Let me show you how it works:

  1. A female, POC and/or LGBTQ politician/leader is appointed in your area. This is cause for celebration, because
  2. while you aren’t sexist, racist or homophobic, you’re all too aware of the fact that other people – and, more specifically, The System – are frequently biased in those directions, making it harder for such candidates to be accepted regardless of their qualifications. Certainly, this new person is a definite a minority among their high-powered brethren, which suggests that
  3. they must be exceptional in some way. Depending on the context, this specialness could be ascribed to any number of skills, passions or characteristics, but the most important thing is that
  4. despite their gender, race and/or sexual orientation – or rather, despite the biases of less enlightened people who consider such things a handicap – the candidate has succeeded. But no matter how glad you are to see them installed, it’s important to remember that
  5. the candidate did not succeed because of their gender, race and/or sexual orientation. Regardless of whether quotas and/or tokenism are a relevant in this instance (which depends entirely on the individual circumstances), it’s generally seen to be the job of obnoxious, right-wing objectors to claim, sneeringly, that so-and-so was only let in because of their gender, race and or/ sexual orientation, this being a basic means of undermining such a candidate’s qualifications from the get-go. Nonetheless,
  6. it’s clear that their gender, race and/or sexual orientation is a relevant factor in terms of how they’ll be perceived in their role, no matter how irrelevant it might be to their actual portfolio. But even though these details only matter to you in terms of your being happy to see The System veer away from straight white male dominion,
  7. should an instance arise (as it inevitably will) where the candidate is in a position to act (or not) on left-wing issues – and particularly where, either accurately or not, you perceive those issues to overlap with their own gender, racial and/or sexual identity – your natural expectation is for them to Do The Right Thing. And as you’ve already acknowledged that the candidate is special,
  8. you’ve automatically set yourself up to hold them – albeit with the best of intentions – to a higher moral, social and political standard than their straight, white and/or male counterparts. Even if you can acknowledge that people in positions of authority must, of necessity, compromise their own values in order to maintain alliances, get work done in the long term and keep their position within the party/organisation, all that hopefulness about seeing a female, POC and/or LGBTQ candidate in the arena can turn swiftly to feelings of betrayal should they compromise on the issues you care about,
  9. because they, of all possible candidates, should know better.

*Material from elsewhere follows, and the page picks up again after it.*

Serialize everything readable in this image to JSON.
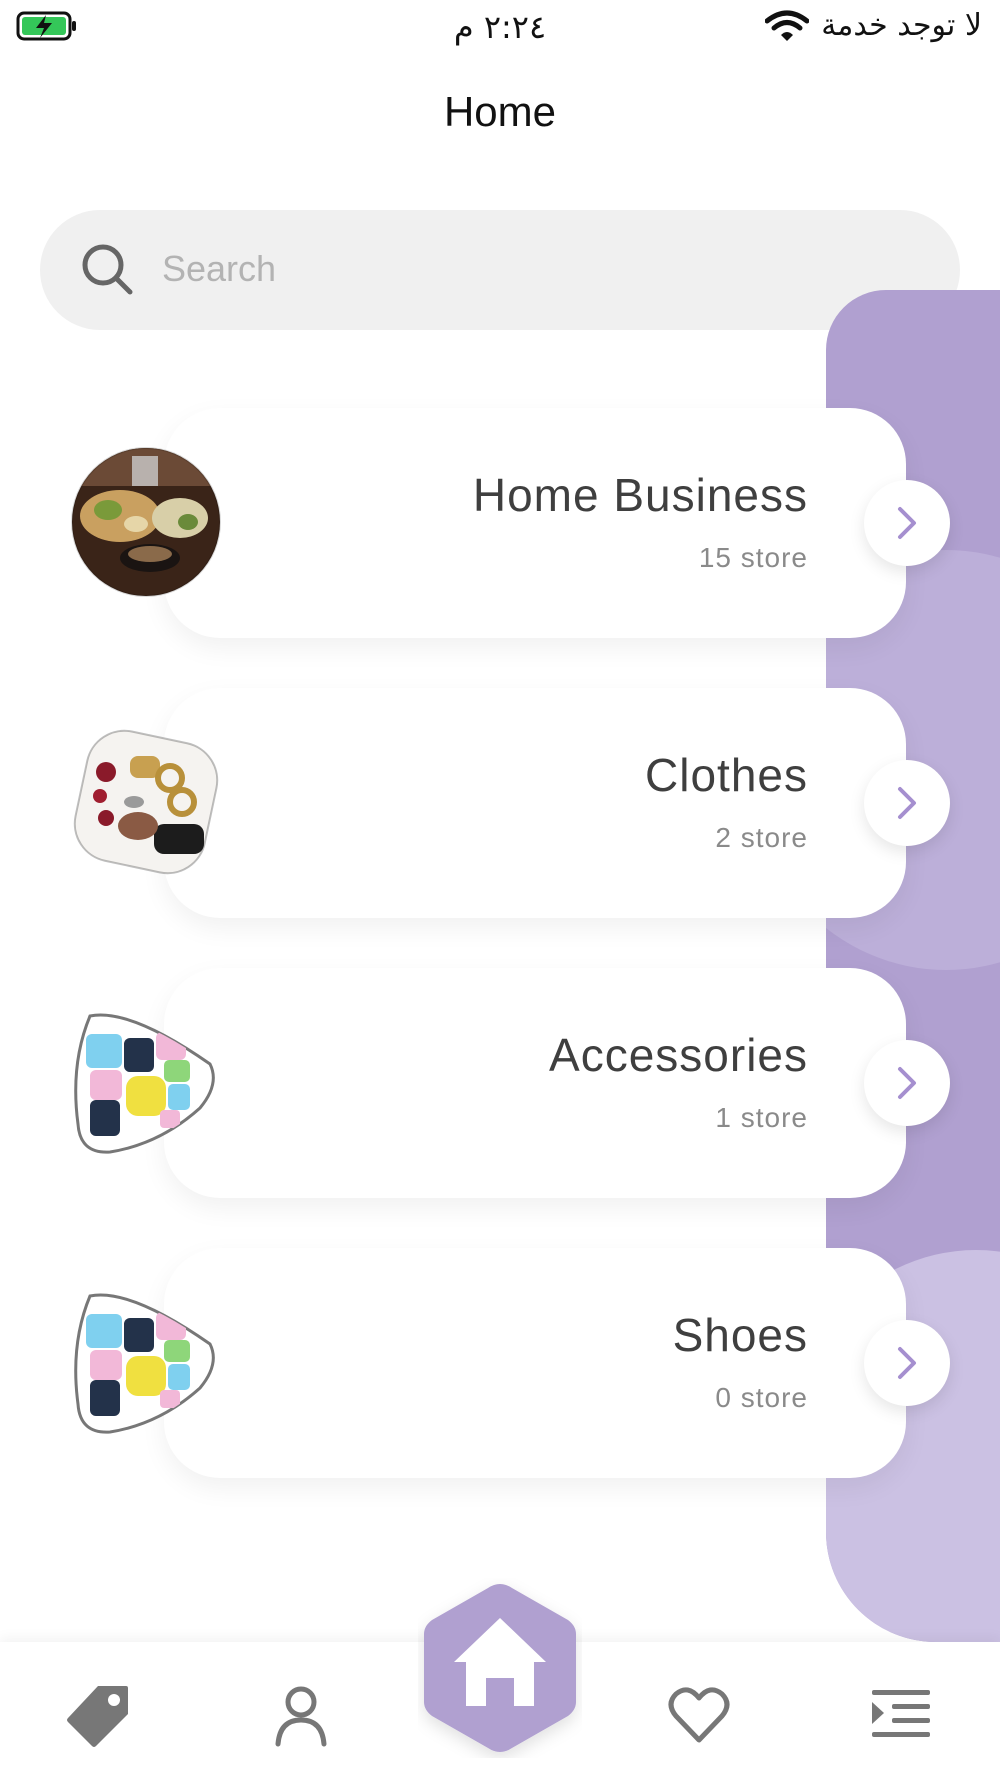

But now they’ve gone and abused your trust; they’ve proved that they weren’t special after all – no better than their straight, white and/or male colleagues, really, and certainly worse in terms of causing you heartache, because of how they should have known better. And because you took their betrayal personally, rather than viewing it as a pragmatic (if irritating) function of their being a human in office, you can’t bear to support them any more. You’d feel like a hypocrite now, and anyway, keeping them in just to maintain diversity and at the expense of your principles would really be tokenism. And so you take the only remaining, logical course of action, and
  10. vote them out of office. It’s a shame they couldn’t live up to your expectations, but maybe the next woman, POC and/or LGBTQ candidate to come along will be different. After all, is it really so unreasonable to expect that your chosen leader be a flawless paragon of virtue?

Congratulations! You have now succeeded in holding minority candidates to such an unreasonably high standard on the basis of their gender, race and/or sexual orientation that you’ve effectively recreated the same type of discrimination you were so angry about in the first place. Wash, rinse and repeat, until society collapses or insomniac authors die from an overdose of facepalm.

This tutorial/rant brought to you by politics, the internet and human nature.